The way the family has kept busy with Day Center chores and also job searching or working toward its goals is why he said it is beneficial.
“So you are looking for work, you’re not just sitting on your butt – that’s why it’s a great program,” he said. “It helps you get back on your feet; it forces you to get back on your feet.”
The majority of contributions and funding – to purchase supplies and support the more than $100,000 operating budget that funds Christenson’s position, four part-time staff and the transportation – come from the county’s individuals, congregations, foundations, civic organizations, businesses and two special events rather than government grants. Two West Bend hotels – the Hampton Inn & Suites and AmericInn Motel – even donated rooms for the families during Christmas and New Year’s.
“We wouldn’t be able to do it without our congregations, and for everybody to be able to set aside their personal agendas and their personal, faith-based missions, to come together for one universal mission of providing resources and services to empower homeless families,” Christenson said. “To come together for that one mission is, to me, one of the most amazing things I’ve ever been a part of.”
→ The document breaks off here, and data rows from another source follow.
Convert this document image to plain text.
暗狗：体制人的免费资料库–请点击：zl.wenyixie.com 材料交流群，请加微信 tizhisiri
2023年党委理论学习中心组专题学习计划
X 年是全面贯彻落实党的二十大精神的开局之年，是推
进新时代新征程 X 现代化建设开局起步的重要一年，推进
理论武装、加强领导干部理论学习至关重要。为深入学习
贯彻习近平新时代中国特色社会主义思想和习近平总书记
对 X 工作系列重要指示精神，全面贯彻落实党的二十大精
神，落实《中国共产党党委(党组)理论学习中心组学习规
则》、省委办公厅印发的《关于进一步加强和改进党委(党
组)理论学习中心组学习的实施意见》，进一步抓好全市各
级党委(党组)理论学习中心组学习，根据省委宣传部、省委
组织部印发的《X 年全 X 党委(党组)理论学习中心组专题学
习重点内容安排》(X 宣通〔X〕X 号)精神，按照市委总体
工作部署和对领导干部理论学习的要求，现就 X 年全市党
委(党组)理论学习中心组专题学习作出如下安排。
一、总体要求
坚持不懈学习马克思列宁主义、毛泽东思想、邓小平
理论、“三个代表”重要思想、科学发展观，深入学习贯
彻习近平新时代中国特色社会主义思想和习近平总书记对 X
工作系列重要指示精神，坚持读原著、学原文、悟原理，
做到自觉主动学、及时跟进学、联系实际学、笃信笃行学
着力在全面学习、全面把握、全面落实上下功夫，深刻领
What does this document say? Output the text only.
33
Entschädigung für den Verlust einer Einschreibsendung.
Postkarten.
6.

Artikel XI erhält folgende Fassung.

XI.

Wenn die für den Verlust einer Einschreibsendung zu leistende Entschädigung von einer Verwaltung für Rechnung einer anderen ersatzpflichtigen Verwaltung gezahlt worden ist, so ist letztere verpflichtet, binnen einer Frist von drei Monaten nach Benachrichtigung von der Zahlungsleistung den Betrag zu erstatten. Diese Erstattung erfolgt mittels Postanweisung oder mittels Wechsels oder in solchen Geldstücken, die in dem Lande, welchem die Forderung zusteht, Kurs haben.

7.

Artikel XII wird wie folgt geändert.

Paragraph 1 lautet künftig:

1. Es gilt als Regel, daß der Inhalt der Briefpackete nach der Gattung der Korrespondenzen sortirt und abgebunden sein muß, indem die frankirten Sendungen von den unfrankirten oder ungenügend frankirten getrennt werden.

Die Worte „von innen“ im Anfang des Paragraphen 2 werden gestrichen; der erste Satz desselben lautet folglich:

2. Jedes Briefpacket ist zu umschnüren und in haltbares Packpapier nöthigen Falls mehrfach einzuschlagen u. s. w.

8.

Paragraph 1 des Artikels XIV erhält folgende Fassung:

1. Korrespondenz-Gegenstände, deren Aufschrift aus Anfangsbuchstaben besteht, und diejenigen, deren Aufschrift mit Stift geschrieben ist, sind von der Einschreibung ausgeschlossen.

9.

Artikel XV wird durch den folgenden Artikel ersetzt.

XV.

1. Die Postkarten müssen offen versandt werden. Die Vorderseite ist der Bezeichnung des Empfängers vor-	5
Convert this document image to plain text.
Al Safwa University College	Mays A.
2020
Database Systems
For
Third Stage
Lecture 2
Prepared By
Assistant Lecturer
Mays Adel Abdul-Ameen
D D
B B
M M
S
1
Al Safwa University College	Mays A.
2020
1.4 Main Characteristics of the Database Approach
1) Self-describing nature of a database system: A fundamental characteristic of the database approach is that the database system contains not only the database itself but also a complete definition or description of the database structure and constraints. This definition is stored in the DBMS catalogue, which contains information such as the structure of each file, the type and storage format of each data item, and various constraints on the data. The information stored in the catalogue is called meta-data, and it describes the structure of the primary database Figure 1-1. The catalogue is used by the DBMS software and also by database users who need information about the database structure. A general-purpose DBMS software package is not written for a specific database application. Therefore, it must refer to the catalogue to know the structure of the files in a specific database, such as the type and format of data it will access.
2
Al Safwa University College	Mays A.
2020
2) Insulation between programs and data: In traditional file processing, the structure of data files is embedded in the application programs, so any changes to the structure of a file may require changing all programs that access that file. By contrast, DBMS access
Program offers surrogate family
Fr. Jeffrey Haines, pastor of St. Frances Cabrini Parish, said the program is unique in what it offers.
“It’s not just providing a building or a space, it’s providing people who have been through a traumatic experience of losing a house, or being shuffled from place to place with relatives or whatever and to find a warm and welcoming place that is kind of a surrogate family to them…” he said. “And in the meantime, I think, the community itself is enriched by knowing the families and coming to share in their life and help them find hope in the joy that comes from that.”
Big, black garbage bags hold more than the family’s belongings while they’re guests in the Family Promise program – they hold another chance at building a life and doing it together.